Il s’exécuta, posa la canette à côté d’elle et, sans un regard échangé, sans un effleurement, il prit place sur le canapé. Leurs corps avaient appris à ne plus se toucher. Ils s’évitaient. Comme l’huile et l’eau, ils ne se mélangeaient plus. Des mois qu’ils n’avaient plus fait l’amour. Leurs derniers ébats n’avaient de toute manière pas été très concluants, ni pour lui ni pour elle.

Alors, pourquoi restait-il ? Il s’était souvent posé la question. L’habitude peut être. Et puis, il n’avait personne à qui demander de l’aide pour un déménagement. Il avait coupé les ponts avec toutes les personnes qui avaient pu, un jour, compter pour lui.

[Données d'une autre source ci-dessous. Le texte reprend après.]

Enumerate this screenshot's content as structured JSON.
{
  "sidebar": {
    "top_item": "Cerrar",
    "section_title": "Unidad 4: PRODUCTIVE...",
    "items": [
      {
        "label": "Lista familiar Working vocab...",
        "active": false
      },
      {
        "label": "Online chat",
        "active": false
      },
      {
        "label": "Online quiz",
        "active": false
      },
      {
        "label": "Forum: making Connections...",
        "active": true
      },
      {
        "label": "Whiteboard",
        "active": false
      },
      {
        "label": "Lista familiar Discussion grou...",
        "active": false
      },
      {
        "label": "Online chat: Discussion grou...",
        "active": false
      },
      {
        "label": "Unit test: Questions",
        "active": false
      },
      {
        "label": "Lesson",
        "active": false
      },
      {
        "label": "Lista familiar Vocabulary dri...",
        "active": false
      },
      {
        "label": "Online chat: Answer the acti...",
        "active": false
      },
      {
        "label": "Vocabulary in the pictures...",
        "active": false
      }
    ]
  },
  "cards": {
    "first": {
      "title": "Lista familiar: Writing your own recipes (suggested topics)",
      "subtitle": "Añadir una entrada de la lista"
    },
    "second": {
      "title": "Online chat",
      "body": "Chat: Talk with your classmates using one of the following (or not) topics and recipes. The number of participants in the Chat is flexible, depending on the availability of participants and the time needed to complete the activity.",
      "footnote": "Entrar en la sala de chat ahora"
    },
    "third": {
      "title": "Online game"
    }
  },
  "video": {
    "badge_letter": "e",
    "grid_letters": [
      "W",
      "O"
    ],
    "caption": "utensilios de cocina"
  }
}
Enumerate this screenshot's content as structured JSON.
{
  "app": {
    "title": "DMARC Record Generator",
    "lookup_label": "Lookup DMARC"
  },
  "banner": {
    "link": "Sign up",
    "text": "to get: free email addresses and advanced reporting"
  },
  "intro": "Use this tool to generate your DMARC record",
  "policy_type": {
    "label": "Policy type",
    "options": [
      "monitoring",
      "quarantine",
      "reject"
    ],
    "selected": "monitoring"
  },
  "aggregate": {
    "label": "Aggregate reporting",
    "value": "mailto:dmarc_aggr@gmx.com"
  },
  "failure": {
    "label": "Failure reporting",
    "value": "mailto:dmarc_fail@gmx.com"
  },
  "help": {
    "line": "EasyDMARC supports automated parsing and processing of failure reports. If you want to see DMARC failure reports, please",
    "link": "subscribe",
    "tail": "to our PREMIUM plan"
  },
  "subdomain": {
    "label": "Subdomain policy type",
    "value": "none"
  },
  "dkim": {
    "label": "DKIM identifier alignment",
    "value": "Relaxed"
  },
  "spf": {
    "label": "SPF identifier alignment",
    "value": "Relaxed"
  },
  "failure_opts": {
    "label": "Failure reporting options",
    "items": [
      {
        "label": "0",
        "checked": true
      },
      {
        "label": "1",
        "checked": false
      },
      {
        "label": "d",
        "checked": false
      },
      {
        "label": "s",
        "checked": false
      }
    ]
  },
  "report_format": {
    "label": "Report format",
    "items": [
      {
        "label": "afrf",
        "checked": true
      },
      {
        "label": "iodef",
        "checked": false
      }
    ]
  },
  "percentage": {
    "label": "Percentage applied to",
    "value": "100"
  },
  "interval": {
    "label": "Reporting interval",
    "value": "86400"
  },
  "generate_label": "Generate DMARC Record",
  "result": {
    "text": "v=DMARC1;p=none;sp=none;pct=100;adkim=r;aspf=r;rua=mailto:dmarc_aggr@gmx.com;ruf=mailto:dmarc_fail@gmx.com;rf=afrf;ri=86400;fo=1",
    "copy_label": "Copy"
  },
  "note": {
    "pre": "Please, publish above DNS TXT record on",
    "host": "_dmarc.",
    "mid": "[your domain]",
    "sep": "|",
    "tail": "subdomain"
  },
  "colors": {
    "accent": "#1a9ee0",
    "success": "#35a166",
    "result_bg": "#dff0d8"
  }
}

La télévision dégueulait ses débilités habituelles rythmées avec les rires d’un public d’abrutis incultes. Il avait toujours mis un point d’honneur à ne pas y prêter attention mais, les choses qui autrefois glissaient sur lui, s'accrochaient désormais. Elles pesaient comme une épaisse mélasse et rendaient difficile son quotidien.

— Comment tu peux supporter de regarder des conneries pareilles ? lâcha-t-il dans un soupir.

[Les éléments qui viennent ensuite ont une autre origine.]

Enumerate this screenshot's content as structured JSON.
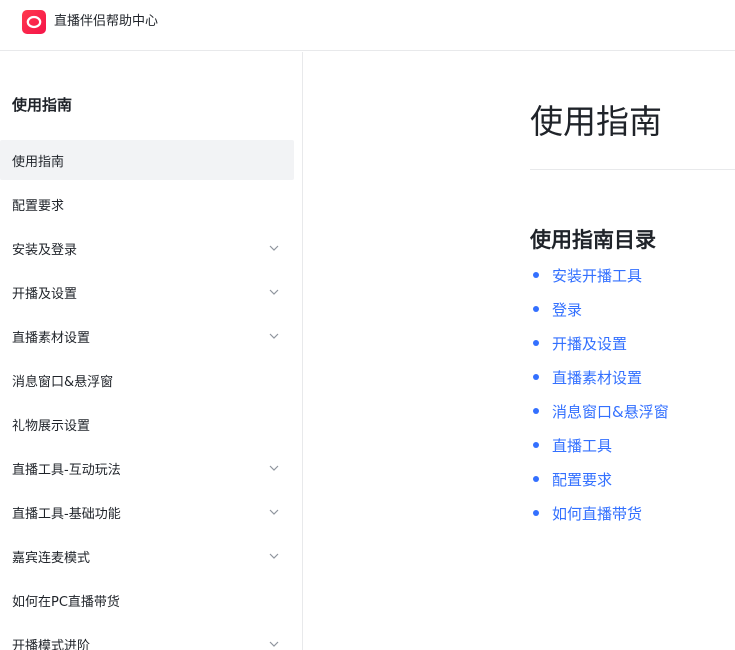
{
  "header": {
    "brand_name": "直播伴侣帮助中心",
    "logo_icon": "live-logo-icon",
    "brand_color": "#fe2c55"
  },
  "sidebar": {
    "title": "使用指南",
    "items": [
      {
        "label": "使用指南",
        "active": true,
        "expandable": false
      },
      {
        "label": "配置要求",
        "active": false,
        "expandable": false
      },
      {
        "label": "安装及登录",
        "active": false,
        "expandable": true
      },
      {
        "label": "开播及设置",
        "active": false,
        "expandable": true
      },
      {
        "label": "直播素材设置",
        "active": false,
        "expandable": true
      },
      {
        "label": "消息窗口&悬浮窗",
        "active": false,
        "expandable": false
      },
      {
        "label": "礼物展示设置",
        "active": false,
        "expandable": false
      },
      {
        "label": "直播工具-互动玩法",
        "active": false,
        "expandable": true
      },
      {
        "label": "直播工具-基础功能",
        "active": false,
        "expandable": true
      },
      {
        "label": "嘉宾连麦模式",
        "active": false,
        "expandable": true
      },
      {
        "label": "如何在PC直播带货",
        "active": false,
        "expandable": false
      },
      {
        "label": "开播模式进阶",
        "active": false,
        "expandable": true
      }
    ]
  },
  "main": {
    "title": "使用指南",
    "toc_title": "使用指南目录",
    "toc": [
      "安装开播工具",
      "登录",
      "开播及设置",
      "直播素材设置",
      "消息窗口&悬浮窗",
      "直播工具",
      "配置要求",
      "如何直播带货"
    ],
    "link_color": "#3370ff"
  }
}
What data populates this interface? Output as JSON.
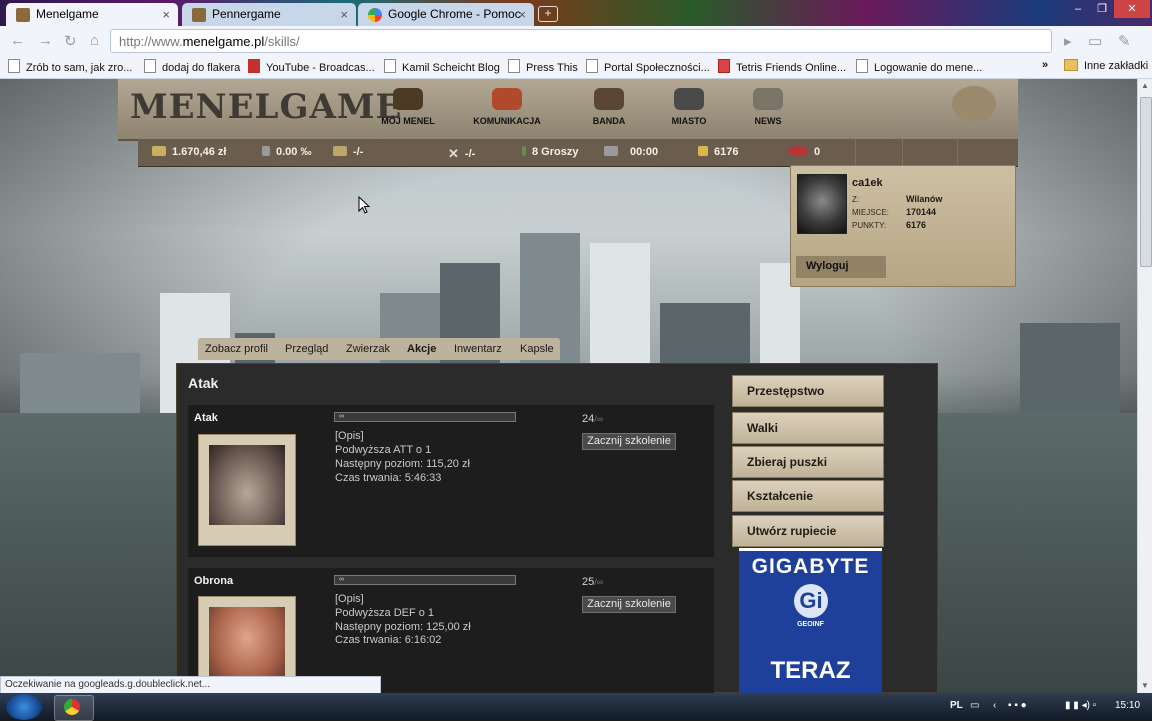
{
  "browser": {
    "tabs": [
      {
        "title": "Menelgame",
        "active": true
      },
      {
        "title": "Pennergame",
        "active": false
      },
      {
        "title": "Google Chrome - Pomoc",
        "active": false
      }
    ],
    "url": {
      "scheme": "http://www.",
      "host": "menelgame.pl",
      "path": "/skills/"
    },
    "bookmarks": [
      "Zrób to sam, jak zro...",
      "dodaj do flakera",
      "YouTube - Broadcas...",
      "Kamil Scheicht Blog",
      "Press This",
      "Portal Społeczności...",
      "Tetris Friends Online...",
      "Logowanie do mene..."
    ],
    "other_bookmarks": "Inne zakładki",
    "chevron": "»",
    "status_text": "Oczekiwanie na googleads.g.doubleclick.net..."
  },
  "game": {
    "logo": "MENELGAME",
    "nav": [
      {
        "label": "MÓJ MENEL",
        "icon": "shoe-icon"
      },
      {
        "label": "KOMUNIKACJA",
        "icon": "arrows-icon"
      },
      {
        "label": "BANDA",
        "icon": "group-icon"
      },
      {
        "label": "MIASTO",
        "icon": "city-icon"
      },
      {
        "label": "NEWS",
        "icon": "newspaper-icon"
      }
    ],
    "stats": {
      "money": "1.670,46 zł",
      "percent": "0.00 ‰",
      "item1": "-/-",
      "item2": "-/-",
      "groszy": "8 Groszy",
      "time": "00:00",
      "points": "6176",
      "coins": "0"
    },
    "profile": {
      "name": "ca1ek",
      "labels": {
        "from": "Z:",
        "place": "MIEJSCE:",
        "points": "PUNKTY:"
      },
      "from": "Wilanów",
      "place": "170144",
      "points": "6176",
      "logout": "Wyloguj"
    },
    "subnav": [
      "Zobacz profil",
      "Przegląd",
      "Zwierzak",
      "Akcje",
      "Inwentarz",
      "Kapsle"
    ],
    "panel_title": "Atak",
    "skills": [
      {
        "name": "Atak",
        "progress_label": "∞",
        "desc_link": "[Opis]",
        "effect": "Podwyższa ATT o 1",
        "next_level": "Następny poziom: 115,20 zł",
        "duration": "Czas trwania: 5:46:33",
        "level": "24",
        "level_max": "/∞",
        "button": "Zacznij szkolenie"
      },
      {
        "name": "Obrona",
        "progress_label": "∞",
        "desc_link": "[Opis]",
        "effect": "Podwyższa DEF o 1",
        "next_level": "Następny poziom: 125,00 zł",
        "duration": "Czas trwania: 6:16:02",
        "level": "25",
        "level_max": "/∞",
        "button": "Zacznij szkolenie"
      }
    ],
    "right_menu": [
      "Przestępstwo",
      "Walki",
      "Zbieraj puszki",
      "Kształcenie",
      "Utwórz rupiecie"
    ],
    "ad": {
      "brand": "GIGABYTE",
      "mark": "Gi",
      "small": "GEOINF",
      "cta": "TERAZ"
    }
  },
  "taskbar": {
    "lang": "PL",
    "clock": "15:10"
  }
}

Elle ne répondit pas. Il sentit le poids sur sa poitrine revenir, de la base de son cou jusqu’à la pointe de ses côtes. Il déglutit avec difficultés, répétant l’opération difficile plusieurs fois. Le passage était de plus en plus étroit. Stacy s’alluma une cigarette. Il ne supportait plus l’odeur de la fumée qu’il avait, lui, réussi à arrêter. Il détestait qu’elle fume à l’intérieur, elle le savait. Jonathan lui avait répété plusieurs fois mais, elle oubliait.

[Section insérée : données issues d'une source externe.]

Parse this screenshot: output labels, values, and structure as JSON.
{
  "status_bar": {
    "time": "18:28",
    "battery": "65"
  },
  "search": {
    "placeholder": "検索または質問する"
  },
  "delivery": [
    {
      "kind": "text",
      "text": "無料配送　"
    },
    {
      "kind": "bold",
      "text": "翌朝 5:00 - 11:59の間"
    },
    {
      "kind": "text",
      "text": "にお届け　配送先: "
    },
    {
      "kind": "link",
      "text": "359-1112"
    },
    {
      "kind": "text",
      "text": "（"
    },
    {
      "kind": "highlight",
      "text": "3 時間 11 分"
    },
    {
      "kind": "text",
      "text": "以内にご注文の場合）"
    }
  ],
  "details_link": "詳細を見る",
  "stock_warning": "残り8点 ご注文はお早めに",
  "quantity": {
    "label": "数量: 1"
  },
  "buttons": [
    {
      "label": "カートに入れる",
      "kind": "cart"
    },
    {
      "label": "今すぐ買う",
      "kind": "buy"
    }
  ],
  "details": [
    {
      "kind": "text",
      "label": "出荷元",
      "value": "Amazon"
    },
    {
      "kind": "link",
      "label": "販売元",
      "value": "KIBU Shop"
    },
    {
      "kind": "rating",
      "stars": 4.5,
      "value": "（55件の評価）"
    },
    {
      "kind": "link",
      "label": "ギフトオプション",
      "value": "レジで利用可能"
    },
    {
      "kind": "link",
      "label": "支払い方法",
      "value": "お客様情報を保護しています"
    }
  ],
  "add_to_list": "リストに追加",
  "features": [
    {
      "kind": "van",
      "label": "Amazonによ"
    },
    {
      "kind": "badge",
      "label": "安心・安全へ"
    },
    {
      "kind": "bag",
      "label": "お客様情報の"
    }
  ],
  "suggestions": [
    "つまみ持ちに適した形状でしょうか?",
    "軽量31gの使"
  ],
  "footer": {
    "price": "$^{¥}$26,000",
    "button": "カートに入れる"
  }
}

— T’es sérieuse là ? Putain Stacy, il faut te le dir…

— Hé, t’sais quoi, si t’es pas content tu peux aller ailleurs !

Elle l’avait invité à quitter les lieux sans poser le moindre regard sur lui, trop absorbée par les énormités débitées par un animateur surexcité par la cocaïne. Elle recrachait la fumée avec bruit. Le son que faisait ses ongles longs contre le filtre jaune qu’elle tapotait pour enlever le surplus de cendres, résonnait  dans les oreilles de Jonathan. Il serra la mâchoire jusqu’à la douleur et ses yeux s’embrumèrent. Il accepta la proposition, prenant la direction de l’entrée.

— Attends ! dit-elle.

Il essuya d’un revers de la main sa joue humide et se retourna vers elle.

— Si tu sors, tu peux me prendre deux paquets de clopes ? J’ai oublié d’en acheter aujourd’hui.

Elle daignait enfin le regarder et, sans le voir, lui tendit un billet. Bien sûr qu’elle avait oublié. Elle restait ses journées cloîtrée à l’intérieur à faire la navette entre la télévision, le frigo et les toilettes mais n’avait pas le temps de se doucher ni d’enfiler des vêtements décents pour aller acheter ses propres cigarettes. Jonathan prit l’argent, l’enfouit dans la poche d’un jeans dans lequel il nageait depuis quelques mois maintenant et reprit son chemin.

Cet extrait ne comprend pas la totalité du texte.